If a patient is a potential candidate for a S-ICD, then a pre-implant vector screening is recommended by the manufacturer to avoid the risk of QRS/T-wave oversensing. Previously, this was done using a ruler and printed vector electrocardiogram. To automate this process, the manufacturer has developed the Automated Screening Tool (AST). We demonstrated that AST has a good agreement with the previous manual vector screening for identifying suitable patients for an S-ICD. Furthermore, we demonstrated that the single-vector passing rate was high (92%) in a heterogenous patient population including patients with congenital heart disease and inheritable primary arrhythmia syndromes. The only exception were patients with hypertrophic cardiomyopathy, who had a lower passing rate (83%) based on AST. Importantly, previous studies have demonstrated that the passing rate may further decline when testing was done during exercise 40-42. Furthermore, we demonstrated that a pre-implant vector screening can potentially be omitted if the patient fulfills specific criteria on a standard 12-lead ECG (i.e., QRS duration of ≤130ms, R/T-ratio ≥3.5 in lead II and absence of T-wave discordance in lead II). Although we tested our model in a validation cohort, external validation in a larger population is necessary. Furthermore, we don’t know the risk of inappropriate shocks when patients with an S-ICD are screened based on our 12-lead ECG model.

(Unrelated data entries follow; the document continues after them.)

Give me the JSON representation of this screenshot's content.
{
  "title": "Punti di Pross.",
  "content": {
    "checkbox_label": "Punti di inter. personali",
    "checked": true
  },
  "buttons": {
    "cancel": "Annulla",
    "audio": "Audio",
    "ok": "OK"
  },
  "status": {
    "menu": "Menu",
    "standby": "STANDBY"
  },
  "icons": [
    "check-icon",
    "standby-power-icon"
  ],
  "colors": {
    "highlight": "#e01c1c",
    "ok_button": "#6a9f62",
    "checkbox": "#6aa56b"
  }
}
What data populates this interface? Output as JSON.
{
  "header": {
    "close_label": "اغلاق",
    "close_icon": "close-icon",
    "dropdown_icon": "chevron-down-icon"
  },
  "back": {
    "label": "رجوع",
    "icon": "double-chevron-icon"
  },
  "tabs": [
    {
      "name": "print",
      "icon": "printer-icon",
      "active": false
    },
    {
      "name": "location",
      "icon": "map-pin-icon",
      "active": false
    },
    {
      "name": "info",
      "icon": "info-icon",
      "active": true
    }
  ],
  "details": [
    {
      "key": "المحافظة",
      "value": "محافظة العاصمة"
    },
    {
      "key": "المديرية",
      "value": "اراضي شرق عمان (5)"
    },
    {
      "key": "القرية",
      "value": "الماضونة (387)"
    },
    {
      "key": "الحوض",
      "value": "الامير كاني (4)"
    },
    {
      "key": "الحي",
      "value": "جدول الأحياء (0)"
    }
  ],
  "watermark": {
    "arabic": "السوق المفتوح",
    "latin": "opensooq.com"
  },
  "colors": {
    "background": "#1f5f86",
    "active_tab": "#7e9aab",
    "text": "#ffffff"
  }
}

Finally, the risk of inappropriate shocks due to cardiac oversensing has been reduced by the recent introduction of SMART Pass technology. The SMART Pass feature activates an additional high-pass filter thereby reducing the amplitude of lower frequency signals (e.g., T-waves). This feature has resulted in reduction of first inappropriate shock by 50% 43. Considering this technological improvement, some physicians have chosen not to perform pre-implant vector screening.

Future perspectives

Although the S-ICD has several theoretical advantages in comparison to the traditional transvenous ICD, the ongoing PRAETORIAN trial will provide more insight in the advantages and disadvantages of the S-ICD 44. The primary endpoint is a composite of inappropriate shocks and ICD-related complications. An interesting concept that is being explored is the modular S-ICD system, consisting of a combined system including a leadless cardiac pacemaker (LCP) and S-ICD system 45, 46. This combined system will be able to provide ATP, which is currently one of the major disadvantages of the current S-ICD system. Reliable device-device communication between the EMPOWER™ LCP and EMBLEM™ S-ICD, through the use of galvanic coupling, has been confirmed in animal studies 45, 46. Furthermore, firmware upgrade of the S-ICD to enable the ability to communicate with the LCP can be performed in existing S-ICD without replacement or explantation of the device. The advantage of the modular S-ICD system is that an S-ICD can be implanted in eligible patients and an EMPOWER™ LCP be implanted later when patients develop the need for ATP. Human clinical studies are expected soon.